The extent and intricacy of a qualification exercise are often connected to the complexity of the equipment in question and the essential role that equipment plays in ensuring the quality of the final product.
Installation and operational qualification exercises guarantee, through suitable performance tests and accompanying documentation, that the equipment, along with its ancillary systems and sub-systems, has been properly commissioned.
As a result, all subsequent operations will be dependable and adhere to the specified operating limits.
The basic principles are:
- Equipment must be installed properly in accordance with the installation plan.
- Calibration, maintenance, and cleaning requirements should be addressed in approved Standard Operating Procedures (SOPs).
- Tests must be performed to ensure that the equipment is functioning correctly under both normal and “worst case” scenarios.
- Training requirements for operators regarding new equipment must be carried out and documented.
At different phases of a validation process, it is essential to have protocols, documentation, procedures, equipment, specifications, and acceptance criteria for test outcomes. All of these elements must be reviewed, verified, and approved. It is anticipated that representatives from relevant professional fields, such as engineering, research and development, manufacturing, quality control, and quality assurance, will be actively engaged in these activities, with the ultimate authorization provided by a validation team or the quality assurance representative.
Installation Qualification (IQ):
The Installation Qualification (IQ) is a process that confidently verifies that all primary processing, packaging equipment, and associated systems comply with installation specifications, equipment manuals, schematics, and engineering drawings. This validation phase encompasses the assessment of equipment design, as well as the identification of calibration, maintenance, and adjustment needs.
In cases involving complex or large equipment, a pharmaceutical manufacturer may choose to perform a pre-delivery inspection of the equipment at the supplier’s assembly site. It is important to note that this pre-delivery inspection does not replace the installation qualification. Nonetheless, it is recognized that the inspections carried out and documented at this stage may overlap with several of the inspections performed during the IQ phase, potentially resulting in a reduction of the IQ inspection scope.
All equipment, gauges, and services must be properly identified and assigned a serial number or another reference number. This identifier should be included in the reports for the equipment validation studies that are conducted.
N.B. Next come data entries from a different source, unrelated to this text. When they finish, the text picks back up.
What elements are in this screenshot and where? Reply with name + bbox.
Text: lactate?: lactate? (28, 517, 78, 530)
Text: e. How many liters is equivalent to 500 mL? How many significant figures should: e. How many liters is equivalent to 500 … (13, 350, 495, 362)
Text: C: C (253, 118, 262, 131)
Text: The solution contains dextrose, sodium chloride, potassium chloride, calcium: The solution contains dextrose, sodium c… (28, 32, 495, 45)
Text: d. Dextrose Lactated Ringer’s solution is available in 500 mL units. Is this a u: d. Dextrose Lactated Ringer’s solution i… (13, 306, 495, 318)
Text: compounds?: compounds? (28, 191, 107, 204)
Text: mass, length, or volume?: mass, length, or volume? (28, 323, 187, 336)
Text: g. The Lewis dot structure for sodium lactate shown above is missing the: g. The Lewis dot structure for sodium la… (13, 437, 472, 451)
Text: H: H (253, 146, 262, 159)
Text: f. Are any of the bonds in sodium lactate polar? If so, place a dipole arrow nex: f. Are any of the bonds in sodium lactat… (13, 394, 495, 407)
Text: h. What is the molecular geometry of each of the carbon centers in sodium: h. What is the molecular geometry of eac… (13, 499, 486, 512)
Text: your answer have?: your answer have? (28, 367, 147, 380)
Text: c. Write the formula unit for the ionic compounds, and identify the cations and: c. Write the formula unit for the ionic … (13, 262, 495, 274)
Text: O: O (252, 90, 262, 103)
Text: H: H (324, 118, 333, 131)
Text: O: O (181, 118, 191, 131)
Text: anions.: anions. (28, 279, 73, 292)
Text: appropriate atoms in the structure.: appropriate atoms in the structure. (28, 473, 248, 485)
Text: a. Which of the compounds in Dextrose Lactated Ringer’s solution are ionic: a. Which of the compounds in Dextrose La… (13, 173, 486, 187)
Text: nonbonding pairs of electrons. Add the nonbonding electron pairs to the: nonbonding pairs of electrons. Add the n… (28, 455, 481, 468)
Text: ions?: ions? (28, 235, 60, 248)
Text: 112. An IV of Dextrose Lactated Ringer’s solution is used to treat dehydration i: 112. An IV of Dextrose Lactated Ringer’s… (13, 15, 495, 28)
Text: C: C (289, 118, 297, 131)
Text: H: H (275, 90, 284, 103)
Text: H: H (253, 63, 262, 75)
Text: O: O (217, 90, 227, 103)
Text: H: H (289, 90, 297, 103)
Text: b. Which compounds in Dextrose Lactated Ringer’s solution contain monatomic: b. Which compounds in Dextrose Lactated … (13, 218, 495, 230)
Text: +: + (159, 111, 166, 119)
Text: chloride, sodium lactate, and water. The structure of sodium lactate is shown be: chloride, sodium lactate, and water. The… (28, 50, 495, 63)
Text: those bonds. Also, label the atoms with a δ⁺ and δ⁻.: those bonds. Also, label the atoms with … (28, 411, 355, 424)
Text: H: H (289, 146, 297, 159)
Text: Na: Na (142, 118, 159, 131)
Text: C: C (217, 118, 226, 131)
The installation qualification necessitates a formal and systematic evaluation of all installed equipment against the specifications provided by the equipment supplier, along with any additional criteria specified by the user as part of the purchasing specifications. These evaluations, tests, and challenges should be repeated multiple times to ensure reliable and significant outcomes.
During the IQ phase, the company is required to document the preventive maintenance needs for the installed equipment. The preventive maintenance plan should be integrated into the regular maintenance schedule.
Operational Qualification (OQ):
The execution of an operational qualification must adhere to an approved protocol. At the OQ stage, the essential operating parameters for the equipment and systems need to be determined. The OQ plans should outline the studies to be conducted on the critical variables, the order of these studies, the measuring instruments to be utilized, and the acceptance criteria that must be satisfied.
Research on the essential variables must encompass a specific condition or a series of conditions that include both upper and lower processing and operating limits, commonly referred to as “worst-case” conditions.
The successful completion of an Operational Qualification (OQ) should facilitate the finalization of documentation related to operating procedures and operator instructions for the equipment. This documentation ought to serve as the foundation for training operators on the necessary requirements for the satisfactory operation of the equipment.
The successful completion of both Installation Qualification (IQ) and OQ activities should enable a formal “release” of the equipment for the subsequent phase in the process validation exercise, provided that calibration, cleaning, preventive maintenance, and operator training requirements have been finalized and documented.